Nel 2010 Edoardo Leo stupì tutti con quel brillante esordio di 18 anni dopo, commedia vera (e anche un po’ nera) che riportava il cinema italiano sulle strade, da tempo non più battute, del road movie. Una commedia dolceamara, che riecheggiava Il sorpasso di Dino Risi, che sapeva amalgamare in dosi pressoché perfette la tragedia e la comedy. Nel 2013 l’opera seconda Buongiorno papà, di carattere molto meno autoriale rispetto al debutto, puntava a coinvolgere un pubblico più vasto, cercando di inglobare i teenager scegliendo come attore protagonista Raoul Bova, interprete discontinuo ma di sicuro e costante appeal soprattutto sul pubblico femminile. Lo poneva al centro di una sorta di fiaba familiare, di una paternità che suona inaspettatamente alla porta, di un lato dell’amore tutto da scoprire e da ridere in un film che, pur con qualche indecisione, si faceva promuovere. Noi e la Giulia torna all’ambizione dell’esordio, alla voglia di osare, di fare qualcosa di nuovo. Un’ambizione subito palesata in titoli d’inizio ingombranti, luccicanti, stilosi e magniloquenti come quelli di un’auto da collezione. Un’ambizione che poi si mette totalmente a nudo nella tematica di fondo del film: la lotta alla camorra, il pizzo da (non) pagare, la legalità da affermare per una vita normale. Incontro-scontro con la criminalità di stampo mafioso già tentato, con esito incerto, a fine 2014 da La nostra terra di Giulio Manfredonia. C’è quindi un precedente, per di più recente, a rendere il terreno ancor più scivoloso.
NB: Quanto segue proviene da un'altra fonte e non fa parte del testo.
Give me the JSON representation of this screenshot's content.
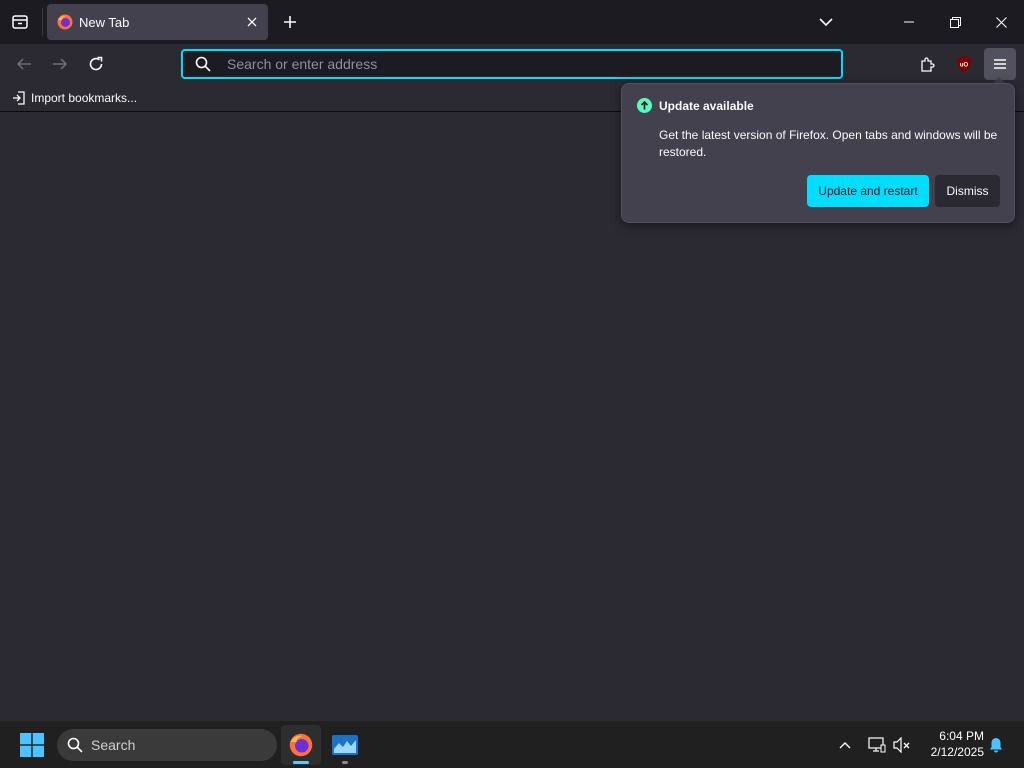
{
  "browser": {
    "tab": {
      "title": "New Tab"
    },
    "urlbar": {
      "placeholder": "Search or enter address",
      "value": ""
    },
    "bookmarks": {
      "import_label": "Import bookmarks..."
    },
    "extensions": {
      "ublock_badge": "uO"
    }
  },
  "update_popup": {
    "title": "Update available",
    "body": "Get the latest version of Firefox. Open tabs and windows will be restored.",
    "primary_button": "Update and restart",
    "secondary_button": "Dismiss"
  },
  "taskbar": {
    "search_label": "Search",
    "clock_time": "6:04 PM",
    "clock_date": "2/12/2025"
  },
  "colors": {
    "accent": "#00ddff",
    "update_icon": "#54ffbd",
    "background": "#2b2a33",
    "tabstrip": "#1c1b22",
    "popup": "#42414d"
  },
  "icons": [
    "tab-list-icon",
    "firefox-logo-icon",
    "close-icon",
    "plus-icon",
    "chevron-down-icon",
    "minimize-icon",
    "restore-icon",
    "window-close-icon",
    "back-arrow-icon",
    "forward-arrow-icon",
    "reload-icon",
    "search-icon",
    "extensions-icon",
    "ublock-icon",
    "hamburger-menu-icon",
    "import-icon",
    "update-arrow-icon",
    "windows-start-icon",
    "chevron-up-icon",
    "network-icon",
    "volume-muted-icon",
    "notification-bell-icon"
  ]
}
In Noi e la Giulia però, diversamente dal debutto, c’è una tipologia di ambizione che tiene molto più conto del grande pubblico, e lo fa virando verso “espedienti” più commerciali, come la ridondante e retorica voce over che apre e chiude il film, in un riconciliante finale che apre i polmoni e fa uscire di sala forti e soddisfatti, con l’animo e le orecchie ronzanti di una (sana) morale a metà strada tra “barcollo ma non mollo” e “adesso ammazzateci tutti”. Noi e la Giulia insegue quindi lo scanzonato brio di La mossa del pinguino e il ritmo costante di Smetto quando voglio, cercando di orchestrare al meglio tutti questi elementi sotto il tetto di un casale da agriturismo abitato da una fauna di moderni mostri all’italiana: il torinese precisino ma “prostratosi” al capo per tutta la vita, lo showman coatto e razzista di una Tv locale, un panciuto e “stempiato” ristoratore fobico di qualsiasi cosa, un barbuto nostalgico del comunismo duro e puro, una ragazza madre dalla gioventù bruciata. Insomma, un manipolo di falliti che si ritrova a condividere un sogno di rinascita, e di legalità.

È quindi evidente come Noi e la Giulia, dietro la copertina di commedia adatta a tutti, che diverte un ampio spettro di fenotipi spettatoriali, sia un film complesso, composito, furbo. Edoardo Leo è quindi un pioniere di una nuova commedia (all’)italiana, con un piede nell’autorialità e uno nel prodotto commerciale. Piace sia a chi vuole solo farsi quattro risate sia a chi si aspetta qualcosa di più dal cinema made in Italy. Edoardo Leo ha l’idea e le idee giuste, le sa mettere in sceneggiatura, nascondendo sottotraccia la componente autoriale e lasciando in primo piano battute ponderate e divertenti. Ma non solo. Sa usare, e non è poco, in chiave espressiva i mezzi filmici che gli vengono forniti, sfornando una bella fotografia e movimenti di macchina inusuali per una commedia, come quel plongée sui titoli di coda che ascende al cielo come nel finale di Reality di Matteo Garrone. Una citazione non casuale, sintomo di un autore “commerciale”, Edoardo Leo, che sa osservare, rielaborare e fare suo.